4. Reyes v. Commission on Elections 11 was cited. The prohibited change of party affiliations by an elective official during his term of office and by a candidate for such office within six months immediately preceding or following an election was characterized in such decision as both innovative and mandatory. 12 Once the fact of turncoatism — as the practice became popularly known — had been shown, the disqualification becomes unavoidable. Nothing said in Reyes, however, or in subsequent cases for that matter, can be so interpreted as to call for the application of such provision unless there be clear and satisfactory proof of either the elective officer or the candidate for an elective public office having committed the prohibited act. As in ordinary litigation, it is the trier of facts that is vested with broad discretionary authority in the appraisal of the evidence offered. In election controversies, where disqualification is an issue prior to the election, as did happen in this case, although the actual trial took place after the election, it is the respondent Commission. As shown in the preceding pages, it held after a careful study of the evidence of record that there was no cause for disqualification based on turncoatism. There being then no taint of arbitrariness in the conclusion arrived at, its finding, being supported by substantial evidence, is entitled to be accorded full respect.chanrobles virtual lawlibrary

WHEREFORE, the petition is dismissed for lack of merit.

Teehankee, Makasiar, Aquino, Guerrero, Abad Santos, De Castro, Melencio-Herrera, Plana, Escolin, Relova and Gutierrez, Jr., JJ., concur.

Concepcion, Jr., took no part.

Endnotes:



1. Decision, Annex A to Petition, 1.

2. Ibid., 2. In the meanwhile respondent Paulino Bulahao died.

3. Ibid., 3.

4. He was assisted by Assistant Solicitor General Reynato S. Puno, Assistant Solicitor General Roberto E. Soberano and Solicitor Roberto A. Abad.

5. G.R. No. 64033, July 25, 1983, 123 SCRA 759.

6. Ibid., 762. The Sotto decision, promulgated in 1946, is reported in 76 Phil. 516 (1946).
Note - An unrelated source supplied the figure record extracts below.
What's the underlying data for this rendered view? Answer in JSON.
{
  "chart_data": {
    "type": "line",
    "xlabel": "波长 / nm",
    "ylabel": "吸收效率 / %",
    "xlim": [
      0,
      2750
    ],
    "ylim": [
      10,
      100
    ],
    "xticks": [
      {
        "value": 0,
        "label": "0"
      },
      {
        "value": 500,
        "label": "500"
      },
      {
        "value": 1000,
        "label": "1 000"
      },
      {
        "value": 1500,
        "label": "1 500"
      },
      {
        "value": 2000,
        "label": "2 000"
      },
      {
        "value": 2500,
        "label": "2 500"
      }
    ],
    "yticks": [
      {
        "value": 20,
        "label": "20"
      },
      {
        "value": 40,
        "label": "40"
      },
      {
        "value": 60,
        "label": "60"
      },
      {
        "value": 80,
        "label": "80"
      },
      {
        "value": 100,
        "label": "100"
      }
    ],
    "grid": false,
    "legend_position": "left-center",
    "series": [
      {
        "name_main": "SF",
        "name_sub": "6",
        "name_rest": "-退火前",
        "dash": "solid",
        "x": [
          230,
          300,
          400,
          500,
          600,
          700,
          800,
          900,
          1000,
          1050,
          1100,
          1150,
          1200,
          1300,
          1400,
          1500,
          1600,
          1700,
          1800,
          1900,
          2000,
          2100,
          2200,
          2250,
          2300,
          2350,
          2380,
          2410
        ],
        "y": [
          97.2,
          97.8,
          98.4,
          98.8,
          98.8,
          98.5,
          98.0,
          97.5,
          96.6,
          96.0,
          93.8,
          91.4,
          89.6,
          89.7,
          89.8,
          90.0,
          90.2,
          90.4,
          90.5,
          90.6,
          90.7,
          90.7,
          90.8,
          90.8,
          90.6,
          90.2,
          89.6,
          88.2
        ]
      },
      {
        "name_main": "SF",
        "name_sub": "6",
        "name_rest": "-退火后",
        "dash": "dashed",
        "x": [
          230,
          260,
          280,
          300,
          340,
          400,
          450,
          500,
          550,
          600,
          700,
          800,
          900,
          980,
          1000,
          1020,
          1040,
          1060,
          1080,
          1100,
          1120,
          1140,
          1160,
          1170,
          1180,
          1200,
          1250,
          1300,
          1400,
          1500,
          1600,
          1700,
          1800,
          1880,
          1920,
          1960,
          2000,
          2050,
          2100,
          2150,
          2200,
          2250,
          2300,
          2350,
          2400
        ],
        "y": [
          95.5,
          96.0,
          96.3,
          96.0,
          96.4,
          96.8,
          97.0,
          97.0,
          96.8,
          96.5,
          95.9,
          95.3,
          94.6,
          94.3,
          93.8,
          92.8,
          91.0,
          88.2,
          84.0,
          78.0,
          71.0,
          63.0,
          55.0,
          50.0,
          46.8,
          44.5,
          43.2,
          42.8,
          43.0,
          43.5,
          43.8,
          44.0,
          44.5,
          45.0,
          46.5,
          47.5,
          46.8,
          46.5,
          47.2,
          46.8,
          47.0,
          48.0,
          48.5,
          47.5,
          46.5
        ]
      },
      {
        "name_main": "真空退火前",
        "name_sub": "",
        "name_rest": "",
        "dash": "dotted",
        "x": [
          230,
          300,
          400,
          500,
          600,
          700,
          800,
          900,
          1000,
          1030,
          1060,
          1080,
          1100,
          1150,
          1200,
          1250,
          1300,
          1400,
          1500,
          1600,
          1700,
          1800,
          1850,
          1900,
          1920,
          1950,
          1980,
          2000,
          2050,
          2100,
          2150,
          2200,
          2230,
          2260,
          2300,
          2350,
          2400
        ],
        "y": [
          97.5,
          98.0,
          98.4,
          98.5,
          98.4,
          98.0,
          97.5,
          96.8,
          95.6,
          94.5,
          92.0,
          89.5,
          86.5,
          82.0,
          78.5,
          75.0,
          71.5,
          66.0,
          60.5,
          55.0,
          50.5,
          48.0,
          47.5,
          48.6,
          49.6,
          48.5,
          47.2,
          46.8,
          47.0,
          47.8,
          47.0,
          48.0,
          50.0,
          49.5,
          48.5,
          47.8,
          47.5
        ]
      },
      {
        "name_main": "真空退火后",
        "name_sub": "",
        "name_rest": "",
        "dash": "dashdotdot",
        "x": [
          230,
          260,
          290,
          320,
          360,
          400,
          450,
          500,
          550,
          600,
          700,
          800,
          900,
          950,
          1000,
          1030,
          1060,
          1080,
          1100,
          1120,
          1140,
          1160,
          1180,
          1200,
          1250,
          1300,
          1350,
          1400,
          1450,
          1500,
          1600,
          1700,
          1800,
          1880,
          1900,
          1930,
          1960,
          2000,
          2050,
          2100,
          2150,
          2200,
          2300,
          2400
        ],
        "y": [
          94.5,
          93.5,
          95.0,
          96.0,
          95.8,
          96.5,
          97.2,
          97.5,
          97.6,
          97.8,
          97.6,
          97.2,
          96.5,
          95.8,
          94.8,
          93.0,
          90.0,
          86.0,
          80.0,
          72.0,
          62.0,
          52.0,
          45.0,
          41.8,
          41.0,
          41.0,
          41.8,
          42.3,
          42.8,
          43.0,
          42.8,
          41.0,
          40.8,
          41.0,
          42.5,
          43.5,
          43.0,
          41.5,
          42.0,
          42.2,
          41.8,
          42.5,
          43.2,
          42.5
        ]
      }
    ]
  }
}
Eleven cases under the present Constitution were cited starting from Aratuc v. Commission on Elections, L-49705-09, February 8, 1979, 88 SCRA 251 to Mangca v. Commission on Elections, G.R. No. 58309-10, February 25, 1982, 112 SCRA 273.

7. Comment, 7-8.

8. Ibid, 9.

9. Gabatan v. Commission on Elections, G.R. No. 52381, January 26, 1980.

10. Comment, 9-11.

11. No. 52699, May 15, 1980, 97 SCRA 500.

12. Ibid, 504. According to Article XII, C, Section 10 of the Constitution: "No elective public officer may change his political affiliation during his term of office, and no candidate for any elective office may change his political party affiliation within six months immediately preceding or following an election, unless otherwise provided by law."